Fragments, composed of a series richly-coloured cibachrome images, is considered Arden’s first mature body of work. Taken with a twin-lens Rolleiflex camera between 1981 and 1985, the series navigates the somewhat romantic world of the young artist in Vancouver–his friends and travels, as well as various corners of Vancouver’s urban landscape. The series serves as a unique document of the artist’s bohemian community during early 1980s and presents the first examples of Arden’s attraction to the abject.
In 1985, Arden discovered the Vancouver Public Library’s archive of historical photographs and became transfixed by traumatic imagery from Vancouver’s past. At the same time, he was looking at Andy Warhol’s works which use news photographs as the basis for silk-screens. Profoundly affected, Arden decided to completely alter his practice to work exclusively with found archival imagery to produce a new kind of “history painting.” The first of these works, Rupture (1985), focuses on the brutal suppression of a group of unemployed men who occupied Vancouver’s central post office, the Vancouver Art Gallery and a downtown hotel in 1938.
In the early nineties Arden began to create images from an extremely different standpoint than the lyricism of his Fragments series. His new goal was to illuminate modernity’s transformative effects on the landscape, creating a body of work now referred to as the Landscape of the Economy. Photographs such as Landfill, Richmond, B.C. (1991) or Tree Stump, Nanaimo, B.C. (1991) document the earth’s fate as a commodity.
Most recently Arden began to work in video, probing deeper into the abject corners of urban life previously explored in photographic series like Terminal City (1999), a sequence of sixteen black and white images that delve into the urban hinterland bordering Vancouver’s railway tracks, alleys and vacant lots. The video work Eureka (2005) provides a relentlessly detailed tour of a filthy alley strewn with trash and discarded drug paraphernalia.
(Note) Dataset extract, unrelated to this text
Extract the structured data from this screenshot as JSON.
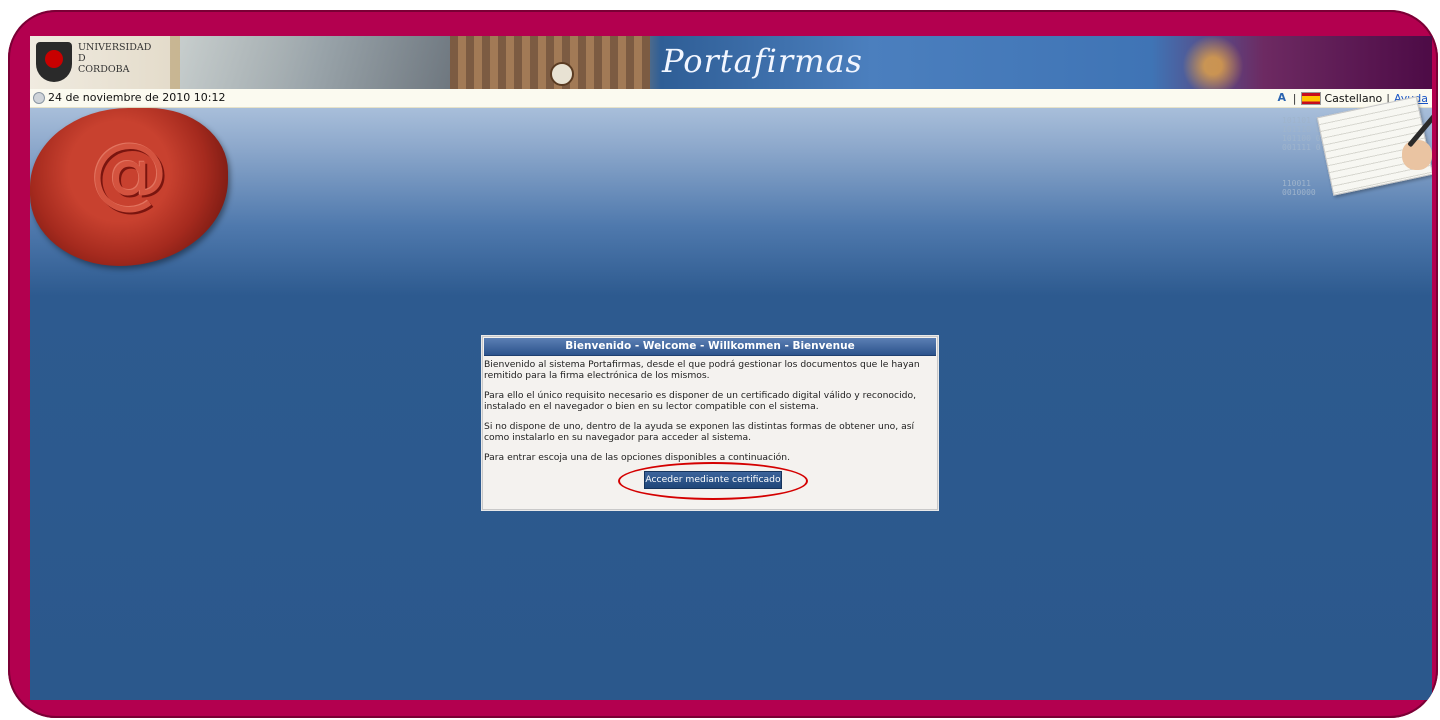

In 2004, Arden produced a web project entitled The World as Will and Representation–a slide show of his archive of photographic images collected from the Internet. Recently updated to include 28,000 images, this archive was created as a source for digital collages that reflect on many subjects, but collectively present a poetic engagement of history. Twelve of these new graphic works will be featured.